[rescue] a pointless defense of Obj-C

Skeezics Boondoggle skeezics at q7.com
Sat Sep 24 19:26:19 CDT 2005

On Sat, 24 Sep 2005, Peter wrote:

> Joshua Boyd <jdboyd at jdboyd.net> wrote:
> [...]
> > I've now spent the past three days working on Objective C. For years
> > I was sure I'd love it because it sounded so nice and clean, but now
> > that I'm using it, I find that I don't like the syntax. Drat. Maybe
> > it will start to grow on me eventually. I can only hope.
> There's also the separate construction and initialisation steps for
> objects, and manually freeing memory. Type and name checking is
> generally deferred until run time, and you'll usually not get a
> helpful error message when this happens. The nineteen-eighties called,
> and they want their programming language back.

Apple tried to do NextStep in C++:  they called it Taligent, and it was a
huge fscking disaster, a monsterous money suck, and a complete waste of
time.  Did they ever actually ship _anything_?

Sun tried to redo OpenStep in C++:  it took 3 years to "port"  to Solaris,
they released one beta, and then killed it.  They spent all those
resources to _port_ an existing code base to C++ and maintain the same
functionality... gosh, if C++ was so vastly superior, why was it so hard?
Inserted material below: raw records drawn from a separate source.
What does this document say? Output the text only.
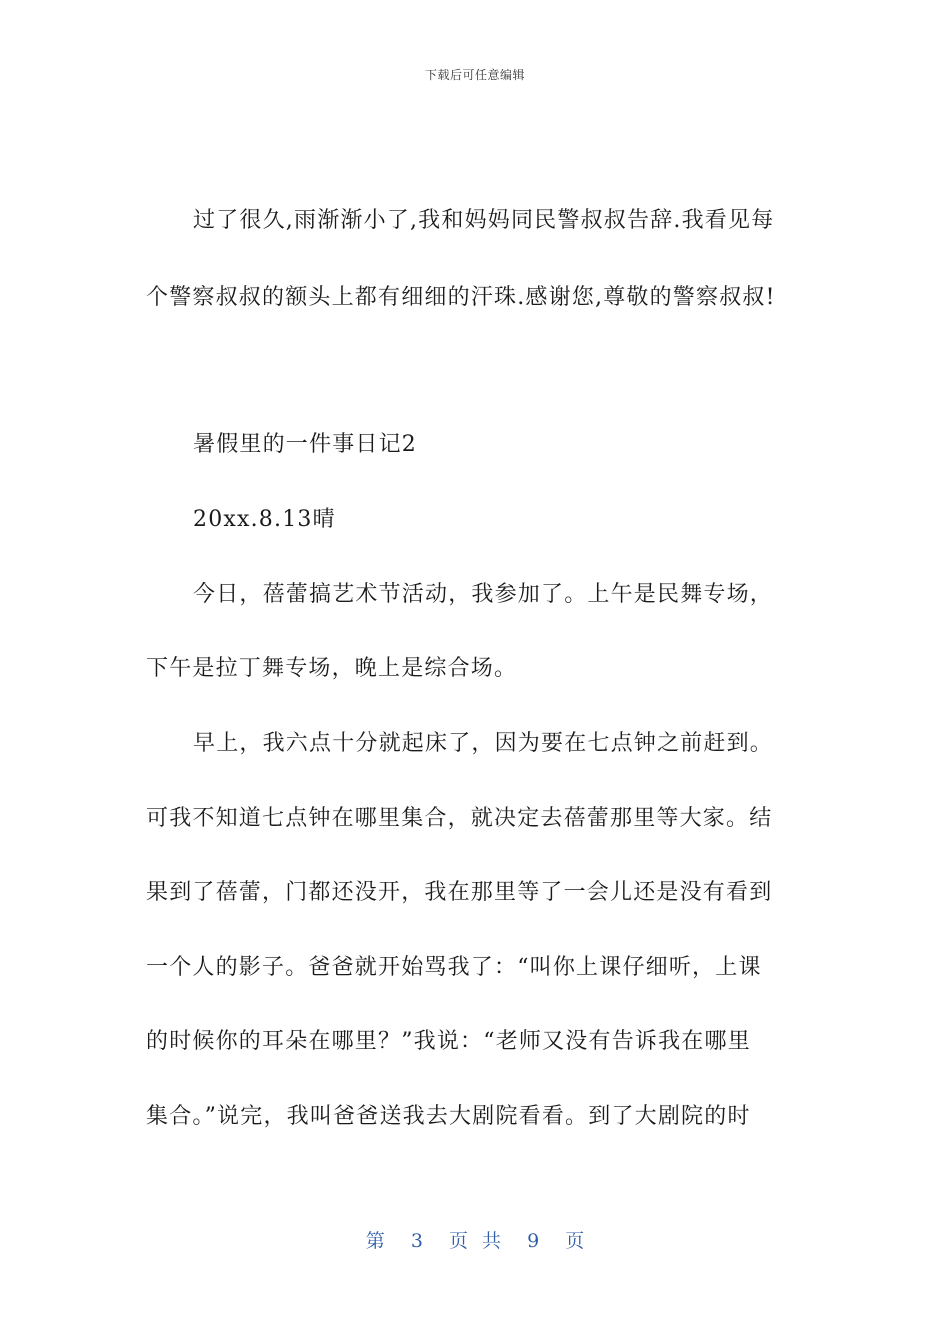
下载后可任意编辑
过了很久,雨渐渐小了,我和妈妈同民警叔叔告辞.我看见每
个警察叔叔的额头上都有细细的汗珠.感谢您,尊敬的警察叔叔!
暑假里的一件事日记2
20xx.8.13晴
今日，蓓蕾搞艺术节活动，我参加了。上午是民舞专场，
下午是拉丁舞专场，晚上是综合场。
早上，我六点十分就起床了，因为要在七点钟之前赶到。
可我不知道七点钟在哪里集合，就决定去蓓蕾那里等大家。结
果到了蓓蕾，门都还没开，我在那里等了一会儿还是没有看到
一个人的影子。爸爸就开始骂我了：“叫你上课仔细听，上课
的时候你的耳朵在哪里？”我说：“老师又没有告诉我在哪里
集合。”说完，我叫爸爸送我去大剧院看看。到了大剧院的时
第 3 页 共 9 页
What alternative to Objective C even _existed_ when NeXT was started that
would have given them the ability to write NeXTstep, with all of the
dynamic features that made it so cool (and that live on in MacOSX today)?  
Should NeXT have pleased the programming purists and shipped a Smalltalk
machine?  A Lisp machine?  Or should they have followed the Taligent path
and ended up never shipping anything at all?  (I guess Be did manage to
ship their box and OS, eventually, but they were following the highly
successful NeXT game plan, with the same results.  Go figure.)

> > About the only reason Objective C is still around not a historical
> > warning of what not to do when designing a language is because Apple
> > didn't fancy re-implementing NextStep in C++ when they turned it into
> > Cocoa.

I'm amazed that people still don't understand and appreciate how much NeXT
really accomplished, even though they failed as a company... 

NeXT created an insanely elegant, compact, and powerful object framework
for NeXTstep - something like 39 class objects for the whole thing? -
while Taligent, on the other hand, produced something like 50,000 objects
and several million lines of code and, gosh, surprisingly, it all blew up?  
(I don't remember the exact numbers, but some NeXT developers sitting in
the audience at a Taligent developer conference nearly wet themselves
laughing about it.)  Hooray for static IDLs!  Hooray for overfactoring
everything within a nanometer of its life!  Hooray for bloat on a totally
mindfucking scale! Bleah.  Have you seen the latest Java class library
posters?  They're the size of billboards now.

You can actually _learn_ ObjC and the Cocoa API and keep much of it in
your head.  That makes it _productive_, even if it is "weird".  And I've
got NeXT machines here with 400MB hard drives that contain the entire OS,
developer tools, applications, swap space, AND room for my home directory;  
what's it take to unpack the latest Mozilla/Linux/Whatever SOURCE and try
to build it these days?

It doesn't matter, though; Apple seems to be shifting more to Java anyway.
So next year they'll be selling you a fattened up 1970s microcontroller
running a 1980s microkernel under a 1990s BSD runtime (dating back to the
70s, of course) with a 1980s language (actually two languages from the 70s
glommed together) but with a 2000 price tag.  And it won't even be as
pretty as NeXTstep was, given how "Aqua" has already degenerated into an
inconsistent mess, but whatever.  It'll be SHINY!  Woohoo!

Of course, after the x86 commodity market gives Apple the Bitch Slap of
Reality and they stop making hardware altogether to focus on OSes or
developer tools, then you'll be able to write applications for Windows,
using the Cocoa API... in Java, or C#... no more icky Obj-C!  Gosh, I'm 
really looking forward to that.

-- Chris

We don't need all kinds, we just got all kinds.